Asher leaned over me, brushing a kiss against my forehead, his hair tickling my skin.
How dare he touch me! Kiss me!
I wanted to shriek at him, I wanted to shred his skin from his bones.
There was no justice to this. This was what happened when hate won out. And the irony of it all! Because even now I felt my connection to him growing. Could the sadist above me feel it? Could he feel anything?
“Lana,” he said softly, “if anyone could’ve changed me, it would’ve been you.” He began to rise, but then he paused. “It was real, what I felt for you. It just . . . it was too late.”
Can’t breathe. Can’t breathe can’t breathe can’t breathe.
He stood and moved away from my body, his footsteps fading.
And now my anger and soul-destroying betrayal meant nothing because he was leaving—he was leaving.
He killed me, and then he walked away, that’s how little he valued this. Us. Me.
And I had given him everything.
My vision was fading, fading . . .
For the best. The pain would all be over soon. Perhaps then my broken soul and shattered heart would be at peace.
But a new, strange feeling blossomed inside me.
I hunger for vengeance.
Foreign, this desire to hurt another. Unnatural this wish to h
arm a mate. But Mother above, I clutched the emotion close to me, savored it. I swear I felt the brush of the primus’s dying essence, heard an echo of his laughter.
And then the darkness swallowed me up, and I felt nothing at all.
Asher
I wove through the demons’ fallen bodies, the cave now eerily silent, and climbed the stairs back to the surface. My soul stayed down there with Lana. My heart. My conscience. I was too numb to feel anymore, too hollow.
Back at the car, I wadded up a sock and ducttaped it across the stab wounds along my abs, my hands shaking violently. More than once I had to grip the car frame to steady myself, more than once my face contorted in a silent sob . . . but no more tears came.
It was too monstrous to shed tears. Too soulless.
The stomach wounds weren’t lethal. I wished they were.
To die, that would be merciful.
Rather than live with what I’d done.
The job wasn’t finished. From the trunk, I pocketed the Bic lighter I’d bought and hauled out the gasoline container I’d filled at the gas station this morning. Breathing heavily, I heaved it back down to the cave.
The venom alone should kill them, but I’d learned not to take chances.
I only trusted a demon to stay dead once it was a pile of ash.
I descended the cavern steps, the smell of sulfur thick in my nostrils. Once more I passed over bodies, not giving any of them a second look—none of them but one.

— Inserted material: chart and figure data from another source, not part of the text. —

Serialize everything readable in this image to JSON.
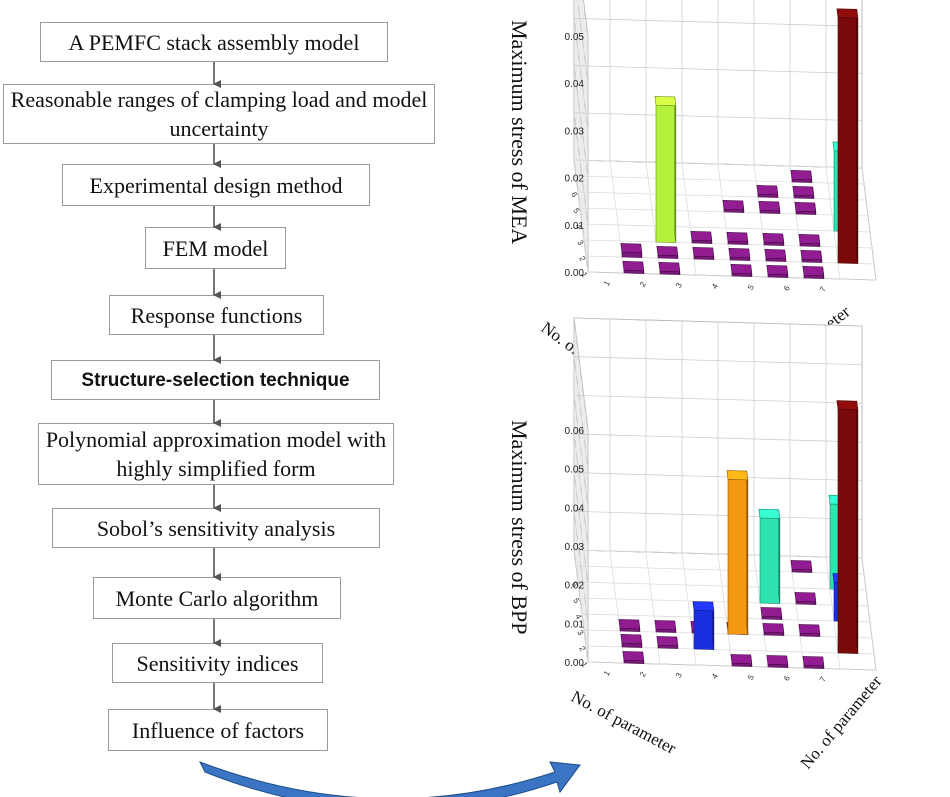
{
  "flowchart": {
    "steps": [
      {
        "label": "A PEMFC stack assembly model"
      },
      {
        "label": "Reasonable ranges of clamping load and model uncertainty"
      },
      {
        "label": "Experimental design method"
      },
      {
        "label": "FEM model"
      },
      {
        "label": "Response functions"
      },
      {
        "label": "Structure-selection technique"
      },
      {
        "label": "Polynomial approximation model with highly simplified form"
      },
      {
        "label": "Sobol’s sensitivity analysis"
      },
      {
        "label": "Monte Carlo algorithm"
      },
      {
        "label": "Sensitivity indices"
      },
      {
        "label": "Influence of factors"
      }
    ]
  },
  "colors": {
    "box_border": "#9a9a9a",
    "arrow": "#555555",
    "curved_arrow": "#2f6db5",
    "purple": "#7a177a",
    "dark_red": "#7a0a0a",
    "lime": "#b5f03c",
    "mint": "#2fe3b0",
    "orange": "#f39a12",
    "blue": "#1c2fe0"
  },
  "chart_data": [
    {
      "type": "bar3d",
      "ylabel": "Maximum stress of MEA",
      "xlabel": "No. of parameter",
      "zlabel": "No. of parameter",
      "z_ticks": [
        "0.00",
        "0.01",
        "0.02",
        "0.03",
        "0.04",
        "0.05"
      ],
      "x_ticks": [
        "1",
        "2",
        "3",
        "4",
        "5",
        "6"
      ],
      "y_ticks": [
        "1",
        "2",
        "3",
        "4",
        "5",
        "6",
        "7"
      ],
      "grid": true,
      "bars": [
        {
          "x": 1,
          "y": 1,
          "value": 0.001,
          "color": "purple"
        },
        {
          "x": 2,
          "y": 2,
          "value": 0.029,
          "color": "lime"
        },
        {
          "x": 1,
          "y": 7,
          "value": 0.052,
          "color": "dark_red"
        },
        {
          "x": 3,
          "y": 7,
          "value": 0.017,
          "color": "mint"
        }
      ]
    },
    {
      "type": "bar3d",
      "ylabel": "Maximum stress of BPP",
      "xlabel": "No. of parameter",
      "zlabel": "No. of parameter",
      "z_ticks": [
        "0.00",
        "0.01",
        "0.02",
        "0.03",
        "0.04",
        "0.05",
        "0.06"
      ],
      "x_ticks": [
        "1",
        "2",
        "3",
        "4",
        "5",
        "6"
      ],
      "y_ticks": [
        "1",
        "2",
        "3",
        "4",
        "5",
        "6",
        "7"
      ],
      "grid": true,
      "bars": [
        {
          "x": 1,
          "y": 1,
          "value": 0.001,
          "color": "purple"
        },
        {
          "x": 1,
          "y": 3,
          "value": 0.01,
          "color": "blue"
        },
        {
          "x": 2,
          "y": 4,
          "value": 0.04,
          "color": "orange"
        },
        {
          "x": 1,
          "y": 7,
          "value": 0.063,
          "color": "dark_red"
        },
        {
          "x": 4,
          "y": 5,
          "value": 0.022,
          "color": "mint"
        },
        {
          "x": 5,
          "y": 7,
          "value": 0.022,
          "color": "mint"
        },
        {
          "x": 3,
          "y": 7,
          "value": 0.01,
          "color": "blue"
        }
      ]
    }
  ]
}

I dropped the container down on the bone-littered floor next to Lana, then paused to catch my breath. Of their own will, my eyes found her face.
I thought I’d feel some sort of bitter satisfaction at the end of it all, but even that had been robbed from me somewhere along the way.
Her body lay at my feet, all but discarded. As though her life wasn’t important, wasn’t cherished . . . wasn’t beloved. Her sightless eyes were still open, her body contorted. That beautiful face of hers didn’t look like it conceded to death without a fight.
I’d held this woman last night, and she’d felt so right beneath me. How badly I’d wanted more nights like that with her.